Mas então, vem a questão: perdida pra quem? Quem sai perdendo neste jogo? Nós que continuaremos buscando sentido pras nossas existências ou pra ele que diante da possibilidade da não-existência passa a ganhar o real sentido?

E aí outras questões se apresentam: o que realmente tem valor em nossas vidas?

Sou testemunha de que meu irmão é pessoa muito querida. Estava no hospital quando presenciei suas visitas: parentes, que já são esperados e que fazem muito bem trazendo conforto e boa energia, e amigos, que compareceram e telefonaram durante todo o mês de internação. Foram manifestações de amizade que nos impressionaram. Meu irmão com seu jeito prático e direto nos deixou surpresos com sua generosidade e carinho nas relações. Fato que talvez não tenhamos percebido devido a intimidade, às vezes danosa, que cerca as relações familiares.
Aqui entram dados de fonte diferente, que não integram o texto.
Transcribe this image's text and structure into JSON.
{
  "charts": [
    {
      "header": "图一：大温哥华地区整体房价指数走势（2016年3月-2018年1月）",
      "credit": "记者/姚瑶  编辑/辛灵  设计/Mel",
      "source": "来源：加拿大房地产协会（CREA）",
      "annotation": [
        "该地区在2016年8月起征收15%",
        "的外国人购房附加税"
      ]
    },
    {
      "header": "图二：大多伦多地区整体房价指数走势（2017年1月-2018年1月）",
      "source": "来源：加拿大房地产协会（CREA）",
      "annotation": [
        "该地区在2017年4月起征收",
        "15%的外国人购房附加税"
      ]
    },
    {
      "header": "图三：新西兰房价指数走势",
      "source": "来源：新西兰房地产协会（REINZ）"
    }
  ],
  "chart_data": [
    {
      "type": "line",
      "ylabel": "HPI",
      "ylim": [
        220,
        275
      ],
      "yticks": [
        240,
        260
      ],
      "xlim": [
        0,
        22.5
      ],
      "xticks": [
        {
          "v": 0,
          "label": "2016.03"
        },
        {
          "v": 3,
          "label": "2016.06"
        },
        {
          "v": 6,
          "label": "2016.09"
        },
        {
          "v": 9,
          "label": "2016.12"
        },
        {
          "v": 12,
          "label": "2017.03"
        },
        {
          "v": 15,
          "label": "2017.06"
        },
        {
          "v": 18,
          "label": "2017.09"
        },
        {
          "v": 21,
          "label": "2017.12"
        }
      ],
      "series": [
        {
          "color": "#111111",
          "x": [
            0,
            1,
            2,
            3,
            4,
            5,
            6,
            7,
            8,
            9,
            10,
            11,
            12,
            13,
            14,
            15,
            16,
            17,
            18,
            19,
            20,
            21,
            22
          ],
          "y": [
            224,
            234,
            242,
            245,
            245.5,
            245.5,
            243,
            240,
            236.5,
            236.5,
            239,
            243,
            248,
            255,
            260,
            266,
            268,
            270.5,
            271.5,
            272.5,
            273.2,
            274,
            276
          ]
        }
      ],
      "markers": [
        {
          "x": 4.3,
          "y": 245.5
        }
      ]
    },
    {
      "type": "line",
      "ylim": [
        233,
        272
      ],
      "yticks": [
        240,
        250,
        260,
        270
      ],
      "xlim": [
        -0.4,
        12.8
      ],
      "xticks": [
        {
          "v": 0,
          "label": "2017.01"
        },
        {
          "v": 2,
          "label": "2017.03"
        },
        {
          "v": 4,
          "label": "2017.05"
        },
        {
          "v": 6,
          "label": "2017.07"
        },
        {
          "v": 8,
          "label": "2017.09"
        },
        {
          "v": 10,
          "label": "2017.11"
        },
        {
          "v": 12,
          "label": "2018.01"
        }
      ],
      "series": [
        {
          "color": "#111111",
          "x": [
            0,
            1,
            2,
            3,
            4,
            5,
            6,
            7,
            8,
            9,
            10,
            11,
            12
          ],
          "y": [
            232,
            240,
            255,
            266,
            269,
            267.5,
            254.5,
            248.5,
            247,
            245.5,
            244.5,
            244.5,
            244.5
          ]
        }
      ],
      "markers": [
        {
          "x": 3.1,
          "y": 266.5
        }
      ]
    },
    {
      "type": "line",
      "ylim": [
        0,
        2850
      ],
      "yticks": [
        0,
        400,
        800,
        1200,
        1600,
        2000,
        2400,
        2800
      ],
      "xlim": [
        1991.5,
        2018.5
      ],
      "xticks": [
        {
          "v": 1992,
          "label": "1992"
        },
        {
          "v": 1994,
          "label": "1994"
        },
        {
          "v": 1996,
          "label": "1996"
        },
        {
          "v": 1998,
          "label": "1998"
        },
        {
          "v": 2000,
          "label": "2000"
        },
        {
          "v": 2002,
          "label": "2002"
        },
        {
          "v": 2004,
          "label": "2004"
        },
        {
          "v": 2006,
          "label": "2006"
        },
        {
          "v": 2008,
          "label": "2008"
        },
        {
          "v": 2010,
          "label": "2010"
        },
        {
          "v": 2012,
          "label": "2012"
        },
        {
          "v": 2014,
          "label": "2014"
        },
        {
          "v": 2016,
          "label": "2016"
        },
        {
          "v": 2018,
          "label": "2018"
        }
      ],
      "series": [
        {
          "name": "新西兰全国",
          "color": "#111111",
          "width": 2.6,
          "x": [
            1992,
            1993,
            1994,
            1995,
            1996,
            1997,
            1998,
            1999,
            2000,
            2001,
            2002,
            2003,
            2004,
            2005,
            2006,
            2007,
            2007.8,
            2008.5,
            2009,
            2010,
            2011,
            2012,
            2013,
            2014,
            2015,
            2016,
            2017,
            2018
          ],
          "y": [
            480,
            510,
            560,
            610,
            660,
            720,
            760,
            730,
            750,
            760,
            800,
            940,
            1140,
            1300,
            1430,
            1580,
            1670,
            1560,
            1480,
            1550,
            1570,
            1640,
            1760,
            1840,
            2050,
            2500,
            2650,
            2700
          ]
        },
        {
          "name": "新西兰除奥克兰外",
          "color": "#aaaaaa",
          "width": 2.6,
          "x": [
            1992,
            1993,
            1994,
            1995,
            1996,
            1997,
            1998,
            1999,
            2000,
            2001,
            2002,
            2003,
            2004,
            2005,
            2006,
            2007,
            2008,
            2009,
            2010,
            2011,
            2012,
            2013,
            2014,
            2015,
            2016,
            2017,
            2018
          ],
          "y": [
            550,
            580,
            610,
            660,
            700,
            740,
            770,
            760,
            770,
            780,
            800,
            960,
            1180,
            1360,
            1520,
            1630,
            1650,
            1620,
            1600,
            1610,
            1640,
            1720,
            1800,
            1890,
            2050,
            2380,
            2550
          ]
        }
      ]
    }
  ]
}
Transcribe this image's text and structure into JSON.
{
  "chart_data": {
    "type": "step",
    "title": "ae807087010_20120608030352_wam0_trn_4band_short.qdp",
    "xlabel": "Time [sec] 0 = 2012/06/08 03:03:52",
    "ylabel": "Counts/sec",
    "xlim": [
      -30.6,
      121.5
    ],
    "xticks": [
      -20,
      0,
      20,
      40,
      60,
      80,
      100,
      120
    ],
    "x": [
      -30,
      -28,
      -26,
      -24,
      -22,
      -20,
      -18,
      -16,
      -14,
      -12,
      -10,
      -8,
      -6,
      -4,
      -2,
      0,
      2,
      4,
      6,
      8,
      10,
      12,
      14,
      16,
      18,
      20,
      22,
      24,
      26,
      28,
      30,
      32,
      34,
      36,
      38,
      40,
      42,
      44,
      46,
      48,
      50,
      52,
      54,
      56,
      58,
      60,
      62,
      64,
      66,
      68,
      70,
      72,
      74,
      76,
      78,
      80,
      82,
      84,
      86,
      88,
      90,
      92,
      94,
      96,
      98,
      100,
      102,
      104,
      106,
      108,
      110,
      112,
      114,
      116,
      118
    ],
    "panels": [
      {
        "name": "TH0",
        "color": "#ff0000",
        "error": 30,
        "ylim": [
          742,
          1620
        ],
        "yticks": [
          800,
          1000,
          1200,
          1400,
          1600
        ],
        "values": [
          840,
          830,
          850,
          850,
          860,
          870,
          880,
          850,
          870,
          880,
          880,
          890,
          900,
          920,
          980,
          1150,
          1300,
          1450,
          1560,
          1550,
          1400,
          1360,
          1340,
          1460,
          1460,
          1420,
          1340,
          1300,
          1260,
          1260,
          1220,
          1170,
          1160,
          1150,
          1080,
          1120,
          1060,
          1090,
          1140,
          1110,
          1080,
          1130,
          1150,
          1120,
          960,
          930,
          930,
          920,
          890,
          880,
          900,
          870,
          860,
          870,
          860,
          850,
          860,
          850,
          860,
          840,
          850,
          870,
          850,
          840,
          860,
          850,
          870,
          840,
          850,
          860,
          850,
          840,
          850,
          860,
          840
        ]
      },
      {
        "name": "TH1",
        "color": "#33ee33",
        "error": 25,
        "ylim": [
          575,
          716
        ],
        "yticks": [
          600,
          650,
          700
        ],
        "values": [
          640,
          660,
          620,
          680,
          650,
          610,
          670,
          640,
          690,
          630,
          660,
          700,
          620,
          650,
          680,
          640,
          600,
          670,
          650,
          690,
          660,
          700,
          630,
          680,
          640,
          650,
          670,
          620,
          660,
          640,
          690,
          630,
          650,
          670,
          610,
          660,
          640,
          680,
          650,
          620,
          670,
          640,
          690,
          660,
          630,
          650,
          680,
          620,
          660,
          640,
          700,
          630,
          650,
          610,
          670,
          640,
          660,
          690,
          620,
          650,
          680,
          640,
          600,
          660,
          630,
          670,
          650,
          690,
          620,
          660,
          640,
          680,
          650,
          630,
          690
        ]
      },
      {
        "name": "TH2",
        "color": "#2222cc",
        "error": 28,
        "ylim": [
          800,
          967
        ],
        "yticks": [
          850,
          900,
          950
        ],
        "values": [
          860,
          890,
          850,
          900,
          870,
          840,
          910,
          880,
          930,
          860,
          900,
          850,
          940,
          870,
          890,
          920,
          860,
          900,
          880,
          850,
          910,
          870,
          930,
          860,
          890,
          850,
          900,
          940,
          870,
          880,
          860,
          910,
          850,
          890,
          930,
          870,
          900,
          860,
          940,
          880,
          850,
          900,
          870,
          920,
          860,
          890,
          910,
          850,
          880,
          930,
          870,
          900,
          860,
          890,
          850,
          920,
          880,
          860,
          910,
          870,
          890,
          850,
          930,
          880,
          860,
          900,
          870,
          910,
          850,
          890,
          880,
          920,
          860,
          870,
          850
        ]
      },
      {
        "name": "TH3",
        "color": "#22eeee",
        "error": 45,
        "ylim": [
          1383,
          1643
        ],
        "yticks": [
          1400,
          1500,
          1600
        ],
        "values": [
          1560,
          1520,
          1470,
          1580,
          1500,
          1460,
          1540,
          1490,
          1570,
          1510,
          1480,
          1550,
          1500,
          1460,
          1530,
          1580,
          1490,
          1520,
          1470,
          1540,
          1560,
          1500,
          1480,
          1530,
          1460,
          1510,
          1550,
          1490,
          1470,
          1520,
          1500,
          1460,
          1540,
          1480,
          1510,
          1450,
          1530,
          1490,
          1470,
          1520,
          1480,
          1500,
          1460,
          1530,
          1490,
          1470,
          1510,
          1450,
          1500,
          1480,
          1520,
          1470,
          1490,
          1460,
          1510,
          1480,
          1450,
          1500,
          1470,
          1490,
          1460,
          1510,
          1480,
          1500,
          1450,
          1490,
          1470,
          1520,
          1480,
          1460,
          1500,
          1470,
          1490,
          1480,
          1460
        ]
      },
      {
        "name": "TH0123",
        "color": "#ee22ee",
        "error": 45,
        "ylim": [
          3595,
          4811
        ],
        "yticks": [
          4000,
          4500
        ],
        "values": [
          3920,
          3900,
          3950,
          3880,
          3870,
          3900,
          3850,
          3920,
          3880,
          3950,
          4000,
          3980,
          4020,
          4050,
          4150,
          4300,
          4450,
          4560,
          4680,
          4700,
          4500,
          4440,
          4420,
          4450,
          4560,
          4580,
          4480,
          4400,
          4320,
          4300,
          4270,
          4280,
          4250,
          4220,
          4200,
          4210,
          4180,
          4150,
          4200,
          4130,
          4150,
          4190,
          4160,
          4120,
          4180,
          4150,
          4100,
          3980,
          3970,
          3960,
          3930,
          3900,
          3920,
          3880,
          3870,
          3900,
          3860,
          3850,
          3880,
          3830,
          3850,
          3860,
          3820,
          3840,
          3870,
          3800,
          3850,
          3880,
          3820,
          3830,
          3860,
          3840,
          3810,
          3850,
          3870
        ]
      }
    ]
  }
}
E ai vem outra questão: no que nos transformamos, quem somos nós depois de 45 anos de vida?Parece pouco se consideramos a expectativa de vida atual, mas foram muitos anos desde que colocamos o pé no chão e passamos a andar com nossas próprias pernas. Tivemos que escolher caminhos, relações, posicionamentos, e agora, a mais difícil das escolhas, como encarar o fato de que um dia vamos embora.

Todo nosso apego a vida deve fazer algum sentido, e acho que realmente faz nestas horas, quando podemos e queremos exercitar toda a nossa humanidade. Talvez ela tenha sido exercitada de forma capengante na luta pela sobrevivência. Pensando bem, acho que sempre fomos náufragos celebrando a praia alcançada. Mas agora, diante da falta de porto seguro, o que fazemos de nós.

Estamos diante da maior das inércias e acho que ela é quem nos salvará. Que a Mão Maior nos conduza ao melhor de nós mesmos e nos faça enxergar algum sentido nisto tudo.

Por ora, estou aqui neste mato sem cachorro, mas pelo menos, voltando a blogar.